Le coppie omosessuali in Giappone hanno il diritto di sposarsi, nonostante la legge locale non riconosca questa unione. È quanto ha stabilito un tribunale di Sapporo, sottolineando come il divieto sia in contraddizione con la Costituzione giapponese nella parte dell’articolo 14 relativo all’uguaglianza davanti alla legge. La decisione del giudice potrebbe portare a una rivoluzione in quello che è l’unico paese del G7 a non riconoscere l’unione tra persone dello stesso sesso, con il Parlamento che ora si trova sotto pressione per legiferare al riguardo.
La causa di San Valentino
Nel 2019, in occasione del giorno di San Valentino, 13 coppie omosessuali si erano appellate a diversi tribunali per il riconoscimento dei propri diritti di unione. Il Giappone è decisamente più liberale rispetto agli altri paesi asiatici riguardo ai diritti lgbt+, se si pensa che solo a Taiwan il matrimonio gay è consentito per legge. Nonostante questo, il riconoscimento dei pieni diritti resta un’utopia. Nel paese il matrimonio tra persone dello stesso sesso non è riconosciuto, anche se ci sono distretti che dal 2015 rilasciano appositi certificati che in qualche modo sanciscono l’unione attraverso il riconoscimento di alcuni diritti coniugali, ma non tutti.

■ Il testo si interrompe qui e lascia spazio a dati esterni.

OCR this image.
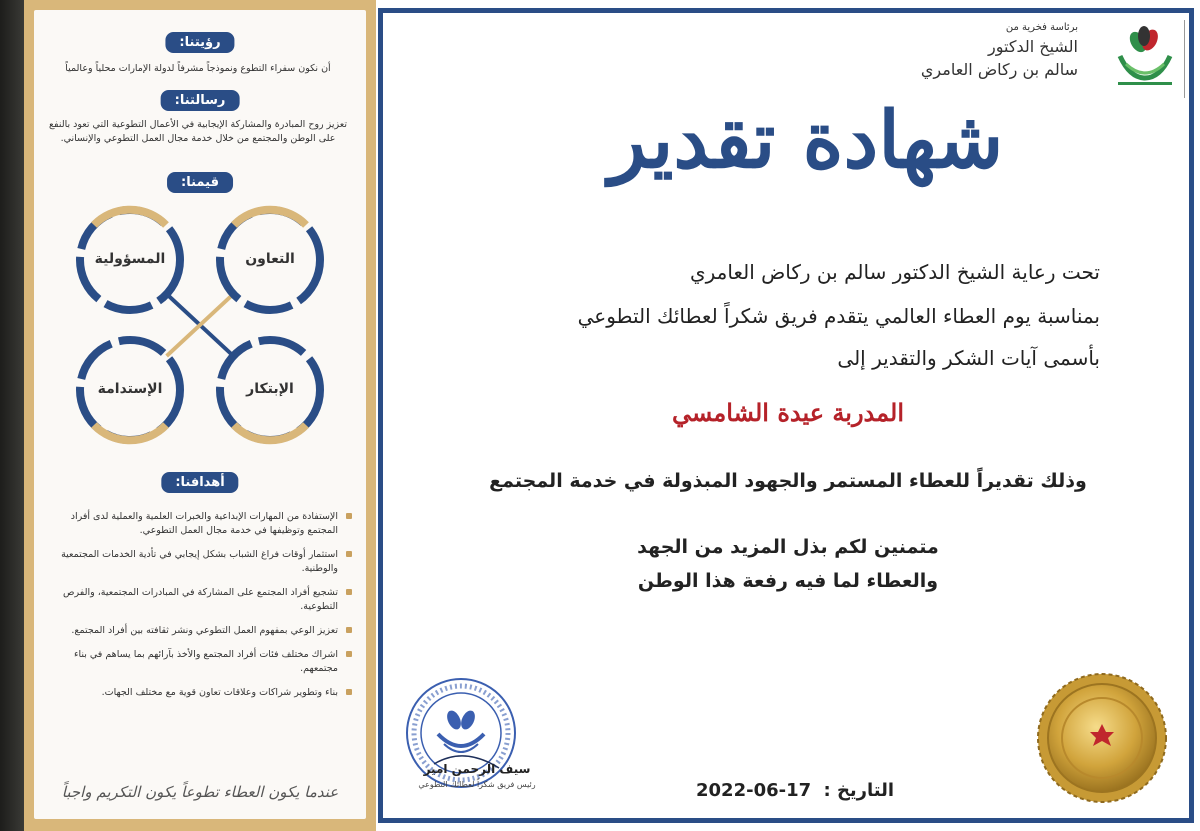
رؤيتنا:
أن نكون سفراء التطوع ونموذجاً مشرفاً لدولة الإمارات محلياً وعالمياً
رسالتنا:
تعزيز روح المبادرة والمشاركة الإيجابية في الأعمال التطوعية التي تعود بالنفع على الوطن والمجتمع من خلال خدمة مجال العمل التطوعي والإنساني.
قيمنا:
التعاون
المسؤولية
الإبتكار
الإستدامة
أهدافنا:
الإستفادة من المهارات الإبداعية والخبرات العلمية والعملية لدى أفراد المجتمع وتوظيفها في خدمة مجال العمل التطوعي.
استثمار أوقات فراغ الشباب بشكل إيجابي في تأدية الخدمات المجتمعية والوطنية.
تشجيع أفراد المجتمع على المشاركة في المبادرات المجتمعية، والفرص التطوعية.
تعزيز الوعي بمفهوم العمل التطوعي ونشر ثقافته بين أفراد المجتمع.
اشراك مختلف فئات أفراد المجتمع والأخذ بآرائهم بما يساهم في بناء مجتمعهم.
بناء وتطوير شراكات وعلاقات تعاون قوية مع مختلف الجهات.
عندما يكون العطاء تطوعاً يكون التكريم واجباً
برئاسة فخرية من
الشيخ الدكتور
سالم بن ركاض العامري
شهادة تقدير
تحت رعاية الشيخ الدكتور سالم بن ركاض العامري
بمناسبة يوم العطاء العالمي يتقدم فريق شكراً لعطائك التطوعي
بأسمى آيات الشكر والتقدير إلى
المدربة عيدة الشامسي
وذلك تقديراً للعطاء المستمر والجهود المبذولة في خدمة المجتمع
متمنين لكم بذل المزيد من الجهد
والعطاء لما فيه رفعة هذا الوطن
سيف الرحمن امير
رئيس فريق شكراً لعطائك التطوعي	التاريخ : 17-06-2022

L’attivismo del movimento lgbt+ non si è mai arrestato e l’iniziativa legale del 2019 rientra in quest’ambito. Ora il tribunale di Sapporo è stato il primo a pronunciarsi sulla causa, dando ragione alle tre coppie omosessuali che vi si erano appellate. Il matrimonio è implicitamente garantito dalla Costituzione, ha detto il giudice, dal momento che la sessualità non è una questione di preferenza individuale. Allo stesso tempo però, la Corte non ha accolto la richiesta di un milione di yen avanzata dalle coppie per i danni psicologici causati dall’impedimento legislativo giapponese al matrimonio gay.
Un cammino ancora lungo
Ora si potrebbe innescare un effetto-catena, dal momento che si attendono le sentenze relative alle altre coppie dei tribunali di Tokyo, Osaka, Nagoya e Fukuoka. E la questione presto potrebbe assumere una valenza politica. Per ora nulla cambia in termini di legge, dal momento che la corte di Sapporo da sola non ha un potere di questo tipo. Servirebbe piuttosto una sentenza della Corte Suprema, un iter che richiederebbe però diversi anni. In alternativa, sulla questione potrebbe pronunciarsi direttamente il Parlamento, approvando una legge apposita che legalizzi il matrimonio tra persone dello stesso che al momento però non è all’orizzonte.
La sentenza del tribunale giapponese è insomma solo un primo passo, che potrebbe presto essere seguito da altri giudici. Un cambiamento radicale delle cose è ancora lontano, ma il clima sta migliorando e le associazioni che si battono per i diritti umani in Giappone esultano per una nuova forma di riconoscimento, dopo quella dei certificati di unione del 2015.